Compartíamos dos precauciones de entrada: 1) no pisar el guano de los murciélagos, sobre todo el seco, porque acarrea el temible hongo de la histoplasmosis, y 2) aguas con el agua, si te mojas el cuerpo se te va a helar nada más, pero si se mojan tus cosas, tu foco, la muda seca que acaso traes, estás fregado. En sitios así, es más severo aquel dictum de la selva nocturna: donde se te funde el foco, allí vas a quedar. En la selva amanece, en las grutas no.

El río corría caudaloso a nuestro costado derecho, y todo iba bien hasta que topamos con un muro infranqueable y tuvimos que cruzar. Nadando, claro. Rencontrarnos completos en la otra orilla nos dio contento porque la corriente estaba brava. Nos habían advertido de este trámite húmedo. Salteando rocas entre estalactitas, estalagmitas y goteras perennes, llegamos a una negrura sin fondo que nos robó el aliento. Sentí llegar al brocal de la nada.

Suerte que el Ciego Merino llevaba una Maglite grande, de las que alumbran lejos y sirven de garrote, y de los letales; tan es así que se supone que su uso está prohibido para la policía, que como quiera mata con lo que reglamentariamente carga. Pudimos ver que el vacío estaba lleno. Los escurrimientos milenarios habían pintado una capilla Sixtina de manchas como formas, con el sentido, alguno, agazapado en sus volúmenes negros, pardos, cristalinos. Un mundo en primigenia pugna, donde seres ameboides buscaban salir al bosque, a la tierra verde suelta, a los espacios del sol. Ya sé que han de pensar que me estaba alucinando, pero no. Tomó un par de horas rondar los riscos de la ancha bóveda, para verle detalles, cambiar los ángulos de la distancia y vadear la corriente traicionera.

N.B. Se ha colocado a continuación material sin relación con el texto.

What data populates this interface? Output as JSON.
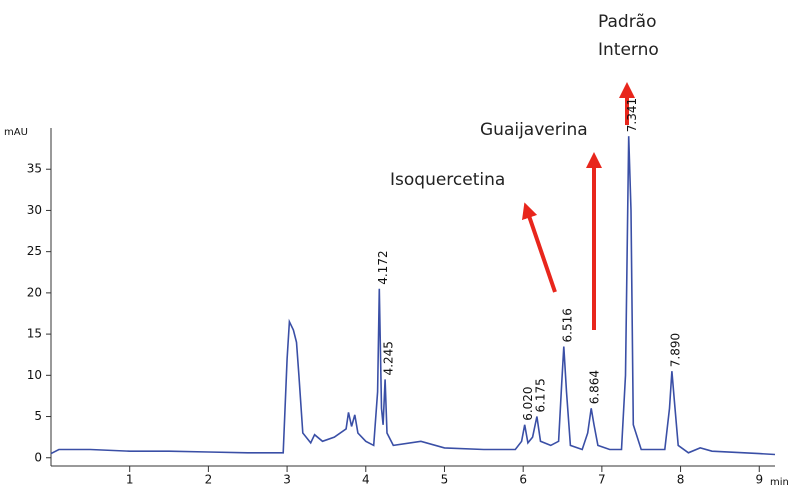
{
  "chart_data": {
    "type": "line",
    "x_label": "min",
    "y_label": "mAU",
    "xlim": [
      0,
      9.2
    ],
    "ylim": [
      -1,
      40
    ],
    "xticks": [
      1,
      2,
      3,
      4,
      5,
      6,
      7,
      8,
      9
    ],
    "yticks": [
      0,
      5,
      10,
      15,
      20,
      25,
      30,
      35
    ],
    "series": [
      {
        "color": "#3a4fa6",
        "x": [
          0,
          0.1,
          0.5,
          1,
          1.5,
          2,
          2.5,
          2.95,
          3.0,
          3.03,
          3.08,
          3.12,
          3.15,
          3.2,
          3.3,
          3.35,
          3.45,
          3.6,
          3.75,
          3.78,
          3.82,
          3.86,
          3.9,
          4.0,
          4.1,
          4.15,
          4.172,
          4.2,
          4.22,
          4.245,
          4.27,
          4.35,
          4.7,
          5.0,
          5.5,
          5.9,
          5.98,
          6.02,
          6.06,
          6.12,
          6.175,
          6.22,
          6.35,
          6.45,
          6.49,
          6.516,
          6.55,
          6.6,
          6.75,
          6.82,
          6.864,
          6.9,
          6.95,
          7.1,
          7.25,
          7.3,
          7.341,
          7.37,
          7.4,
          7.5,
          7.8,
          7.86,
          7.89,
          7.92,
          7.97,
          8.1,
          8.25,
          8.4,
          9.0,
          9.2
        ],
        "values": [
          0.5,
          1,
          1,
          0.8,
          0.8,
          0.7,
          0.6,
          0.6,
          12,
          16.5,
          15.5,
          14,
          10,
          3,
          1.8,
          2.8,
          2,
          2.5,
          3.5,
          5.5,
          3.8,
          5.2,
          3,
          2,
          1.5,
          8,
          20.5,
          6,
          4,
          9.5,
          3,
          1.5,
          2,
          1.2,
          1,
          1,
          2,
          4,
          1.8,
          2.5,
          5,
          2,
          1.5,
          2,
          9,
          13.5,
          8,
          1.5,
          1,
          3,
          6,
          4,
          1.5,
          1,
          1,
          10,
          39,
          30,
          4,
          1,
          1,
          6,
          10.5,
          7,
          1.5,
          0.6,
          1.2,
          0.8,
          0.5,
          0.4
        ]
      }
    ],
    "peak_labels": [
      {
        "value": 4.172,
        "label": "4.172"
      },
      {
        "value": 4.245,
        "label": "4.245"
      },
      {
        "value": 6.02,
        "label": "6.020"
      },
      {
        "value": 6.175,
        "label": "6.175"
      },
      {
        "value": 6.516,
        "label": "6.516"
      },
      {
        "value": 6.864,
        "label": "6.864"
      },
      {
        "value": 7.341,
        "label": "7.341"
      },
      {
        "value": 7.89,
        "label": "7.890"
      }
    ],
    "annotations": [
      "Isoquercetina",
      "Guaijaverina",
      "Padrão",
      "Interno"
    ]
  }
}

Abrumado por el mineral portento plástico medio Miró, medio Matta, medio Tapiès, imaginen mi sorpresa cuando casi tropiezo en un precipicio que no previmos, una cascada ahíta de agua pero silenciada por el sordo rumor de la cueva catedralicia. Avisé a los otros. Llegaron. Inspeccionaron. Cavilamos. La Maglite del Ciego nos mostró la altura de la caída. Con razón no se oye, dijo. Nos miramos a los ojos unos a otros. Volvimos a cavilar. No había de otra. Cada quien saltaría con su tambo. Cuidado con el impacto, hay que soltarlo, pero luego sirve para flotar.

Rifamos el orden, y otra vez me tocó primero. Con lo que odio. A esas cosas irremediables mejor ni pensarle y de una vez a lo que toque. Me tiré. La caída fue larga, rara, lluviosa. Mantuve las piernas juntas. Toque la superficie de puntitas, salvé las partes nobles, que son lo principal, y me hundí limpiamente. Fue chiripa, no crean. Solté el tambo. Subí a la superficie con el foco aún prendido y la sensación de ya estuvo. Grité a los otros alguna cosa y me dispuse a esperar sus respectivas caídas. Allí fue que me quedé dormido. Como piedra. Como si el aire enrarecido del abismo cargara somníferos. Han pasado los años y recuerdo qué soñé, y lo que me dijeron los otros cuando desperté. El pasado duerme y siempre corremos el riesgo de despertarlo, y eso sí que roba el aliento.